When my nephew Matthew was a toddler, his favorite trick was to find a box of Kleenex and pull every tissue out of it, one at a time. He’d hold each Kleenex above his head, drop it and then collapse in laughter as it floated to the floor. It was so cute no one was willing to stop him. Besides, those Kleenexes weren’t wasted. They could be picked up and stuffed right back into the box. Matthew’s second favorite trick was to sneak into the bathroom and unroll the toilet paper. This wasn’t nearly so cute. If he wasn’t found out in time, he would cram all that paper into the toilet, where it could be retrieved (if, heaven forbid, it hadn’t been flushed) but not reused.
Likewise, I once had a house cat named Gus who believed that a toilet paper spindle—the fuller, the better—was the best toy ever. Thankfully, the mess he made never landed the toilet. And I quickly learned to keep the bathroom door firmly closed.
In the years since Gus passed on, I’ve owned more cats than I can count, but they’ve all lived outside. This includes my current cat, Watson, who comes in the house only if he manages to dart past me while I’m carrying in groceries. I’ve only invited him inside one time, and that was when a mouse squeezed through an opening in my front door and hid under the couch.
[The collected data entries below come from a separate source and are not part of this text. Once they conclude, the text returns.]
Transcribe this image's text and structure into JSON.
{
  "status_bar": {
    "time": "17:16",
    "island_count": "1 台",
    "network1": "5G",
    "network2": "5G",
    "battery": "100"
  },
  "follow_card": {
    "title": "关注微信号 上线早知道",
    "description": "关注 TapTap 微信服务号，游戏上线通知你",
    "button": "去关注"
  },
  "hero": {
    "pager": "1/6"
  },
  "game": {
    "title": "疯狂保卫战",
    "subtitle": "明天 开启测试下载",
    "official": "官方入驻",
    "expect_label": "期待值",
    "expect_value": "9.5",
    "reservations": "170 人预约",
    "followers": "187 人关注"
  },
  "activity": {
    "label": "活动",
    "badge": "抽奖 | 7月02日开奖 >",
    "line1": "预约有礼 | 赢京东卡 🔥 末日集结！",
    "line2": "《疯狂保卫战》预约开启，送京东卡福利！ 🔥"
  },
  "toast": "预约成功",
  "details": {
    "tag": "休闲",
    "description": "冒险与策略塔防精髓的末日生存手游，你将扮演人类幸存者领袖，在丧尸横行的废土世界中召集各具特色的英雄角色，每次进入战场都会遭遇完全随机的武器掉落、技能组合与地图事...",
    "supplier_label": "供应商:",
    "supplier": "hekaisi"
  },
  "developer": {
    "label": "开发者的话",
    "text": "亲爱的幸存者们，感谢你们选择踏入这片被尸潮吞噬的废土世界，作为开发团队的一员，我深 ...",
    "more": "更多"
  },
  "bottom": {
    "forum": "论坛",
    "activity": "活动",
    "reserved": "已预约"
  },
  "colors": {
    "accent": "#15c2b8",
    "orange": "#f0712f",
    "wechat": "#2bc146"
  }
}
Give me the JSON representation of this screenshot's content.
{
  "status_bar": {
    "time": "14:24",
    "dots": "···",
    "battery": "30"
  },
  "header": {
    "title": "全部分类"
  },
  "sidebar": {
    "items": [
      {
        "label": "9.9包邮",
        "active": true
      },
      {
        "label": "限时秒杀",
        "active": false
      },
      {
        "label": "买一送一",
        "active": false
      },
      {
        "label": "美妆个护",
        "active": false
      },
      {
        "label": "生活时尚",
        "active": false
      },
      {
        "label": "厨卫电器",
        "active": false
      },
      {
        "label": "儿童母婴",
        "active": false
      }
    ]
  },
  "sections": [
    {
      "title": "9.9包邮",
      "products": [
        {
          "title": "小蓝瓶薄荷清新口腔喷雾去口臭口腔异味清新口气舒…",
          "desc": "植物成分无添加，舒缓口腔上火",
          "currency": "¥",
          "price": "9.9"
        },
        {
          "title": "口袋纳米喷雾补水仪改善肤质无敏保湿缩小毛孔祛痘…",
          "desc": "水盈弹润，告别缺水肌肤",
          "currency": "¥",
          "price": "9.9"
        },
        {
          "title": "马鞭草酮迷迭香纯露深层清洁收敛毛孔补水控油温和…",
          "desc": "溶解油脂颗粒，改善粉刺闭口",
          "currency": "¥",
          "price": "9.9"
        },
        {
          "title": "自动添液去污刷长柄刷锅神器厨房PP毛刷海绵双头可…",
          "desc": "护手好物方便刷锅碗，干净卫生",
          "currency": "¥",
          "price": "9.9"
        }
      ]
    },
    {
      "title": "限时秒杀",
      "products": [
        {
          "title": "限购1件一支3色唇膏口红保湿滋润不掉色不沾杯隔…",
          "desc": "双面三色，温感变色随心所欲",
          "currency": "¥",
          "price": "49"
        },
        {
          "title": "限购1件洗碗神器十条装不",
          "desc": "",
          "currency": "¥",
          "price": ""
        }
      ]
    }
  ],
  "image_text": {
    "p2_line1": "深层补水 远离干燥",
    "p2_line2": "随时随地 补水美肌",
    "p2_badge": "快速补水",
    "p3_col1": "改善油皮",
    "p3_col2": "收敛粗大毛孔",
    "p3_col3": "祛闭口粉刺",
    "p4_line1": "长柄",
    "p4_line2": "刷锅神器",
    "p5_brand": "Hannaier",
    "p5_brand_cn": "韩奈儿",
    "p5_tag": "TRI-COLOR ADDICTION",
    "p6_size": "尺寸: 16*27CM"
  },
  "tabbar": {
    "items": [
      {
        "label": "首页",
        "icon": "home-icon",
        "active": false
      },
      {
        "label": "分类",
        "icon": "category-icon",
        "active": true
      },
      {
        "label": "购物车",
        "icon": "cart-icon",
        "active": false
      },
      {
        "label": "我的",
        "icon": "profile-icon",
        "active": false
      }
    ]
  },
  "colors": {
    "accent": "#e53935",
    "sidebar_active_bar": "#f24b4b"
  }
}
I wrote a column about how Watson found, killed and ate that mouse and then jumped onto my kitchen counter and began licking a stick of butter.
What I didn’t write about was how Watson also went into the bathroom and unrolled the toilet paper, just like Gus and Matthew used to do.
All of which leads me to the subject of this week’s column: a recent toilet paper surprise, with no children or cats involved. It happened on one of those glorious February days when temperatures reached into the seventies. I like to open my windows on such days so the breeze can help blow winter away. Cross-drafts make most of the interior doors in my house slam shut and they often remain that way for hours at a time.
Imagine my surprise when, not long before dark on one of those warm and windy days, I opened the bathroom door to discover a two foot-high pile of toilet paper on the floor. The bathroom has a west-facing window, which had been wide open for hours. Apparently, a down draft had caught the toilet paper at just the right angle and set it to spinning. Luckily, none of the paper landed in water.
I should interrupt myself here to say that I’m immensely grateful we’ve moved past the Covid toilet paper shortage. These days, we can again choose from multiple brands of one-ply or two-ply or quilted or rippled or extra-soft or extra-strong toilet paper, but I don’t really care about any of those things. All I want is to save time by using quadruple rolls (6=24!) so I don’t have to reload so often.
As bad luck would have it, it was a freshly installed gigantic roll of toilet paper piled on my bathroom floor. I wasn’t about to waste it. Toilet paper may not be scarce these days, but it sure is expensive. First, I tried to roll it back onto the cardboard tube, which proved impossible. Next, I gathered the whole pile into my arms and placed it just-so on top of the toilet tank, but it kept tumbling off. Finally, I tore the paper into manageable pieces and stacked them neatly in an empty shoe box, located conveniently within reach on the bathroom floor.
And I vowed that, in addition to keeping toddlers and cats out of my bathroom, I would see to it that the window was shut tight on days when the wind is blowing.